Last night saw a number of John Huston movies on TCM; tonight sees two movies starring his father, Walter. The first of these is the interesting pre-Code Ann Vickers at 9:30 PM ET.
Irene Dunne gets top billing in the title role. At the beginning of the movie, she's a social worker dealing with veterans returning from World War I. One of these veterans, Bruce Cabot, tries to woo her, but at first she refuses, wanting to maintain her career. He's a cad, though, and eventually convinces her to have sex with him, since she winds up pregnant and he runs off leaving her more or less alone to raise the coming baby.
Unfortunately, the baby is still-born, although that allows Miss Vickers the opportunity to keep working, going inside a women's prison to observe conditions and write an award-winning book describing the scandalous way the women prisoners are treated. This gains her influence and eventually she gets put in charge of a women's prison of her own, where presumably more progressive conditions will be afforded the prisoners.
This rise in status also brings her to the attention of Judge Barney Dolphin (Walter Huston). He falls in love with her, but also knows he can never really have her. The problem is, he's trapped in a loveless marriage with a woman who won't grant him a divorce, instead traveling around Europe. At least the wife's being away gives the good judge the chance to have his dalliances on the side.
Then again, the good judge isn't a good judge, but a corrupt bastard. Eventually he gets arrested for the corruption, but not before having knocked up Ann Vickers. He goes off to prison, and she works lesser jobs waiting for him to get out of jail....

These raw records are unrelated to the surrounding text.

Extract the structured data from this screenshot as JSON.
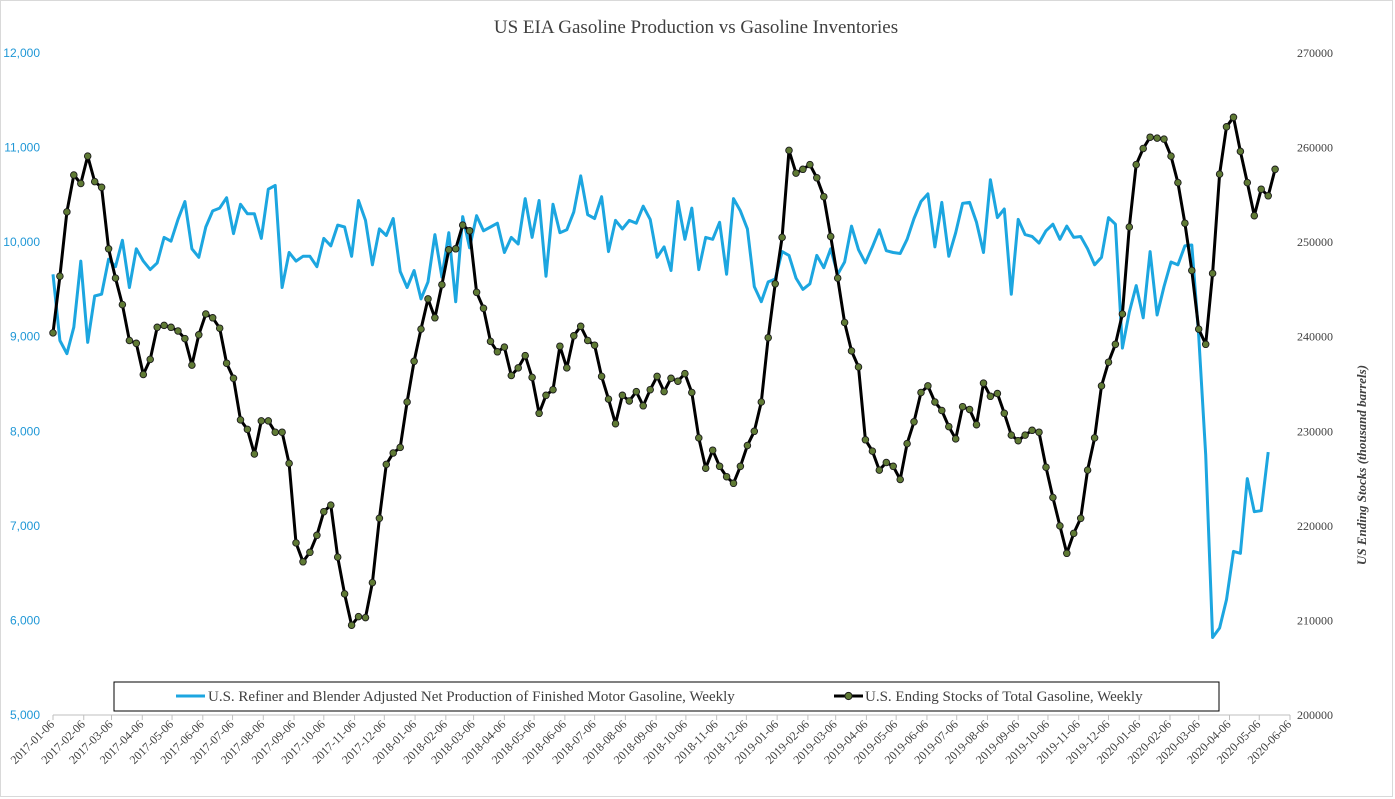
{
  "chart_data": {
    "type": "line",
    "title": "US EIA Gasoline Production vs Gasoline Inventories",
    "y_left": {
      "label": "",
      "range": [
        5000,
        12000
      ],
      "ticks": [
        "5,000",
        "6,000",
        "7,000",
        "8,000",
        "9,000",
        "10,000",
        "11,000",
        "12,000"
      ],
      "color": "#1f97d6"
    },
    "y_right": {
      "label": "US Ending Stocks (thousand barrels)",
      "range": [
        200000,
        270000
      ],
      "ticks": [
        "200000",
        "210000",
        "220000",
        "230000",
        "240000",
        "250000",
        "260000",
        "270000"
      ]
    },
    "x_range": [
      "2017-01-06",
      "2020-06-06"
    ],
    "x_ticks": [
      "2017-01-06",
      "2017-02-06",
      "2017-03-06",
      "2017-04-06",
      "2017-05-06",
      "2017-06-06",
      "2017-07-06",
      "2017-08-06",
      "2017-09-06",
      "2017-10-06",
      "2017-11-06",
      "2017-12-06",
      "2018-01-06",
      "2018-02-06",
      "2018-03-06",
      "2018-04-06",
      "2018-05-06",
      "2018-06-06",
      "2018-07-06",
      "2018-08-06",
      "2018-09-06",
      "2018-10-06",
      "2018-11-06",
      "2018-12-06",
      "2019-01-06",
      "2019-02-06",
      "2019-03-06",
      "2019-04-06",
      "2019-05-06",
      "2019-06-06",
      "2019-07-06",
      "2019-08-06",
      "2019-09-06",
      "2019-10-06",
      "2019-11-06",
      "2019-12-06",
      "2020-01-06",
      "2020-02-06",
      "2020-03-06",
      "2020-04-06",
      "2020-05-06",
      "2020-06-06"
    ],
    "legend_position": "bottom",
    "grid": false,
    "series": [
      {
        "name": "U.S. Refiner and Blender Adjusted Net Production of Finished Motor Gasoline, Weekly",
        "axis": "left",
        "color": "#1ca6e0",
        "markers": false,
        "x_start": "2017-01-06",
        "step_days": 7,
        "values": [
          9660,
          8960,
          8820,
          9100,
          9800,
          8940,
          9430,
          9450,
          9820,
          9740,
          10020,
          9520,
          9930,
          9800,
          9710,
          9780,
          10050,
          10010,
          10240,
          10430,
          9930,
          9840,
          10160,
          10330,
          10360,
          10470,
          10090,
          10400,
          10300,
          10300,
          10040,
          10560,
          10600,
          9520,
          9890,
          9800,
          9850,
          9850,
          9740,
          10040,
          9960,
          10180,
          10160,
          9850,
          10440,
          10230,
          9760,
          10140,
          10070,
          10250,
          9690,
          9520,
          9700,
          9400,
          9580,
          10080,
          9630,
          10100,
          9370,
          10270,
          9940,
          10280,
          10120,
          10160,
          10200,
          9890,
          10050,
          9980,
          10460,
          10050,
          10440,
          9640,
          10400,
          10100,
          10130,
          10320,
          10700,
          10290,
          10250,
          10480,
          9900,
          10230,
          10140,
          10230,
          10200,
          10380,
          10240,
          9840,
          9950,
          9700,
          10430,
          10030,
          10360,
          9710,
          10050,
          10030,
          10210,
          9660,
          10460,
          10330,
          10140,
          9530,
          9370,
          9580,
          9610,
          9900,
          9860,
          9620,
          9500,
          9560,
          9860,
          9730,
          9930,
          9660,
          9790,
          10170,
          9920,
          9780,
          9950,
          10130,
          9910,
          9890,
          9880,
          10030,
          10250,
          10430,
          10510,
          9950,
          10420,
          9850,
          10100,
          10410,
          10420,
          10210,
          9890,
          10660,
          10260,
          10350,
          9450,
          10240,
          10080,
          10060,
          9990,
          10120,
          10190,
          10030,
          10170,
          10050,
          10060,
          9930,
          9760,
          9840,
          10260,
          10190,
          8880,
          9260,
          9540,
          9200,
          9900,
          9230,
          9530,
          9790,
          9760,
          9960,
          9970,
          9010,
          7750,
          5820,
          5920,
          6220,
          6730,
          6710,
          7500,
          7150,
          7160,
          7780
        ]
      },
      {
        "name": "U.S. Ending Stocks of Total Gasoline, Weekly",
        "axis": "right",
        "color": "#000000",
        "marker_color": "#5f7a34",
        "markers": true,
        "x_start": "2017-01-06",
        "step_days": 7,
        "values": [
          240400,
          246400,
          253200,
          257100,
          256200,
          259100,
          256400,
          255800,
          249300,
          246200,
          243400,
          239600,
          239300,
          236000,
          237600,
          241000,
          241200,
          241000,
          240600,
          239800,
          237000,
          240200,
          242400,
          242000,
          240900,
          237200,
          235600,
          231200,
          230200,
          227600,
          231100,
          231100,
          229900,
          229900,
          226600,
          218200,
          216200,
          217200,
          219000,
          221500,
          222200,
          216700,
          212800,
          209500,
          210400,
          210300,
          214000,
          220800,
          226500,
          227700,
          228300,
          233100,
          237400,
          240800,
          244000,
          242000,
          245500,
          249200,
          249300,
          251800,
          251200,
          244700,
          243000,
          239500,
          238400,
          238900,
          235900,
          236700,
          238000,
          235700,
          231900,
          233800,
          234400,
          239000,
          236700,
          240100,
          241100,
          239600,
          239100,
          235800,
          233400,
          230800,
          233800,
          233200,
          234200,
          232700,
          234400,
          235800,
          234200,
          235600,
          235300,
          236100,
          234100,
          229300,
          226100,
          228000,
          226300,
          225200,
          224500,
          226300,
          228500,
          230000,
          233100,
          239900,
          245600,
          250500,
          259700,
          257300,
          257700,
          258200,
          256800,
          254800,
          250600,
          246200,
          241500,
          238500,
          236800,
          229100,
          227900,
          225900,
          226700,
          226300,
          224900,
          228700,
          231000,
          234100,
          234800,
          233100,
          232200,
          230500,
          229200,
          232600,
          232300,
          230700,
          235100,
          233700,
          234000,
          231900,
          229600,
          229000,
          229600,
          230100,
          229900,
          226200,
          223000,
          220000,
          217100,
          219200,
          220800,
          225900,
          229300,
          234800,
          237300,
          239200,
          242400,
          251600,
          258200,
          259900,
          261100,
          261000,
          260900,
          259100,
          256300,
          252000,
          247000,
          240800,
          239200,
          246700,
          257200,
          262200,
          263200,
          259600,
          256300,
          252800,
          255600,
          254900,
          257700
        ]
      }
    ]
  },
  "legend": {
    "items": [
      {
        "label": "U.S. Refiner and Blender Adjusted Net Production of Finished Motor Gasoline, Weekly"
      },
      {
        "label": "U.S. Ending Stocks of Total Gasoline, Weekly"
      }
    ]
  }
}
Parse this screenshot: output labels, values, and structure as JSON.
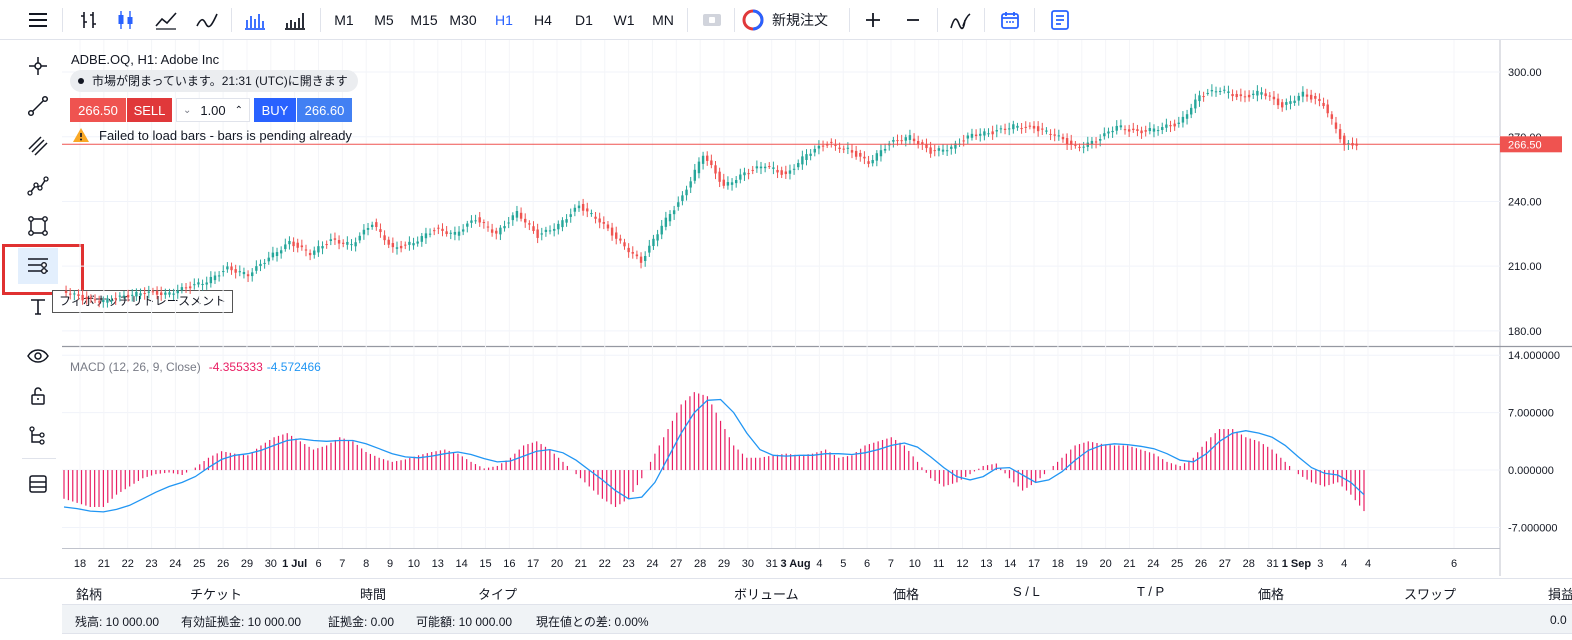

It's fascinating stuff, based on a novel by Sinclair Lewis. Ann Vickers is supposed to be a strong powerful woman -- after all, she's able to write a scathing book about women's prisons. But every time she meets a bad boy she gets weak in the knees. (On the other hand, the one good man in the movie, lawyer Conrad Nagel, leaves her completely cold.) That having been said, what Vickers does isn't portrayed as particularly immoral, at least, nowhere near the way it would be portrayed in movies released once the enforcement of the Production Code became strict. Further, there's some relatively lurid (at least for 1933 standards) stuff here, in the form of the treatment Vickers witnesses in the women's prison, and how her face is superimposed over those images with a hardened expression. Also in the cast is Edna May Oliver as Vickers' mentor, a role that becomes distinctly too small after Vickers' first baby is stillborn.
Ann Vickers veers from one part of the plot to the next so quickly that it sometimes feels disjointed, which is certainly a drawback. All the same, it's still quite an interesting movie. Sadly, it's never been released to DVD.